Jörn M. Horschig - 2012-02-08 12:49:53 +0100
A little bit, yes. The problem is caused by ft_checkdata, line 1711, where the sampling frequency is estimated using: data.fsample = 1/(data.time{seln}(2)-data.time{seln}(1)); As Roemer earlier said, the sampling frequency could be better approximated by mean(diff(data.time{seln})), which seems to be numerical more precise. However, due to the double conversion when calling ft_megplanar and ft_combineplanar with timelock data (actually it's two times timnelock2raw and raw2timelock), the numerical accuracy get's reduced even more, and after ft_combineplanar, fsample is not 1200 but: K>> fprintf('%.16f\n', data.fsample) 1199.9999999999745000 - hacky solution: round fsample to using the last, say, 8 digits - work intense solution: re-add fsample more to be discussed in 11 minutes
Jörn M. Horschig - 2012-02-08 12:53:18 +0100
oh, just to add to this: ft_checkdata is calling raw2timelock and reconstructs the time-axis in line 1658: tmptime = min(begtime):(1/data.fsample):max(endtime); try yourself at home: -0.5:1/1200:1 gives 1801 points -0.5:1/1199.9999999999745000:1 gives 1800 points adding to more nines solves the problem, btw ^^
Jörn M. Horschig - 2012-02-08 15:58:41 +0100
spike2raw actually uses fsample, but requires fsample as an extra input: % SPIKE2RAW converts a point representation SPIKE % structure to a continuous representation DATA structure. % % Use as % [data] = ft_spike2raw(spike,fsample) % % Inputs: % Data is a standard RAW structure. % % fsample is the sampling rate for the continuous representation in RAW I think it should be made consistent, or should I not care about this?
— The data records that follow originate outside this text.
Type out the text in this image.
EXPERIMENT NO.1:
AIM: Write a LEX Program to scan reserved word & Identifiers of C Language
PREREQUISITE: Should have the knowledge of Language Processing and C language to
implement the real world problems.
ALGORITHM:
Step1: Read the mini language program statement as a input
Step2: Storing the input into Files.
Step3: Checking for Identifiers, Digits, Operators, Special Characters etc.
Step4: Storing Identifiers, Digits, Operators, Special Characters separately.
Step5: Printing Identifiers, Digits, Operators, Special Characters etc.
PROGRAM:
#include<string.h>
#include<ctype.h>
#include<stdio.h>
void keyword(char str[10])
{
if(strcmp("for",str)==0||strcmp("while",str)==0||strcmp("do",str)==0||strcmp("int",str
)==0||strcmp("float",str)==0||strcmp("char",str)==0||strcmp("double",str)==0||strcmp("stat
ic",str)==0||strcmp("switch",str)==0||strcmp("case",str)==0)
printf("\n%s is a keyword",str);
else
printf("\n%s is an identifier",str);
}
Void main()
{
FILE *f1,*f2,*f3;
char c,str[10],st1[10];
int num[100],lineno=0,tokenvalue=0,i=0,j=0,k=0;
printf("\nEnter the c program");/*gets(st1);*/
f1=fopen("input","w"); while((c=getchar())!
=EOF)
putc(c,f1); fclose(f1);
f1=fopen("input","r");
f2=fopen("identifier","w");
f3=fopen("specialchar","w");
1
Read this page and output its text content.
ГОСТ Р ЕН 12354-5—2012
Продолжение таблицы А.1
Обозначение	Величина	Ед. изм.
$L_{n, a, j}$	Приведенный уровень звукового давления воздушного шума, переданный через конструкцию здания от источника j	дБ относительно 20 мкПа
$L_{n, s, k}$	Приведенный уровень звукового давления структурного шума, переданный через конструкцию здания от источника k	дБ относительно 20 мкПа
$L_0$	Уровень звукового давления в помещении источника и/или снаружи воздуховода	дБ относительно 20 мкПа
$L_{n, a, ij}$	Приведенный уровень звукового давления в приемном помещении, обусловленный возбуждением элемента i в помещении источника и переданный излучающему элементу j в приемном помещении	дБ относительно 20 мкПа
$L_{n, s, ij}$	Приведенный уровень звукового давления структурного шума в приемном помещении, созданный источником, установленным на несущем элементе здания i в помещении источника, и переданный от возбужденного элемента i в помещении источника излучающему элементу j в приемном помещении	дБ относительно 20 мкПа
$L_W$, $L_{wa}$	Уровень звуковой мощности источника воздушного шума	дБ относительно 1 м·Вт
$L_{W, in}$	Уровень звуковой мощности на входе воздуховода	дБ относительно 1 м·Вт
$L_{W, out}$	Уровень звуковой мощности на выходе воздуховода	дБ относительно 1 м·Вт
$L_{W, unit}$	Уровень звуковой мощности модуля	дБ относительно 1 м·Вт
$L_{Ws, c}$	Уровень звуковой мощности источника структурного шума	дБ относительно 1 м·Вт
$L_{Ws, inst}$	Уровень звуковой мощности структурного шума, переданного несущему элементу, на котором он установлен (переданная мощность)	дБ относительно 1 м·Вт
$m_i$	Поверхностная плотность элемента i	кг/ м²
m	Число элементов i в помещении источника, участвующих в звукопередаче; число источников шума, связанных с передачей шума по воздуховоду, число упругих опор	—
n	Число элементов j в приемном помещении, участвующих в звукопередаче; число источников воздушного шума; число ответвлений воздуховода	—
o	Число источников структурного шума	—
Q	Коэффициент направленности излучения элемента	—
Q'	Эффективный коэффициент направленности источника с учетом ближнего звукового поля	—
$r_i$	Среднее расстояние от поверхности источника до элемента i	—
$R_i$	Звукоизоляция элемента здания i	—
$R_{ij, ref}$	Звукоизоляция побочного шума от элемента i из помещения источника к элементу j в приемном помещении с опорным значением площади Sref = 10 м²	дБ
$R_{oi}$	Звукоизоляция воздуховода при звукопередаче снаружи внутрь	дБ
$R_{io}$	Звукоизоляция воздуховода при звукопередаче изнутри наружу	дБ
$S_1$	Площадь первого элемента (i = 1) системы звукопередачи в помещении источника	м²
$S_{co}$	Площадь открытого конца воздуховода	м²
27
Jörn M. Horschig - 2012-02-08 15:59:18 +0100
Hi JM, please see my previous question
Jan-Mathijs Schoffelen - 2012-02-08 16:38:05 +0100
hmmm, perhaps leave this as is for the time being. I am not familiar with the spike datatype, and I always thought that this one is a tricky one and may not be forced into a fieldtrip straightjacket.
Jörn M. Horschig - 2012-02-08 16:59:04 +0100
I try to be short and concise, but this is a lot of info: The old way of defining time-axis was by computing begin- and endsample: begsmp = round((begtime - min(begtime)) * data.fsample) + 1; endsmp = round((endtime - min(begtime)) * data.fsample) + 1; Without .fsample, this is not possible. Instead, we need to rely on the time-axis of the data, solely. Due to possible rounding error on the time-axis, I came up with this, for computing a common time-axis: tmptime = unique(round(10^9*cell2mat(data.time))); This rounds to up to 9 digits. The individual time-axis can then be recreated by doing similar: % concatenate all trials tmptrial = zeros(ntrial, nchan, length(tmptime)) + nan; for i=1:ntrial begsmp = find(round(10^9*data.time{i}(1)) == tmptime); endsmp = find(round(10^9*data.time{i}(end)) == tmptime); tmptrial(i,:,begsmp:endsmp) = data.trial{i}; end Good? All isequal matching suffer from numerical inaccuracies, so I think we need some kind of rounding as proposed here.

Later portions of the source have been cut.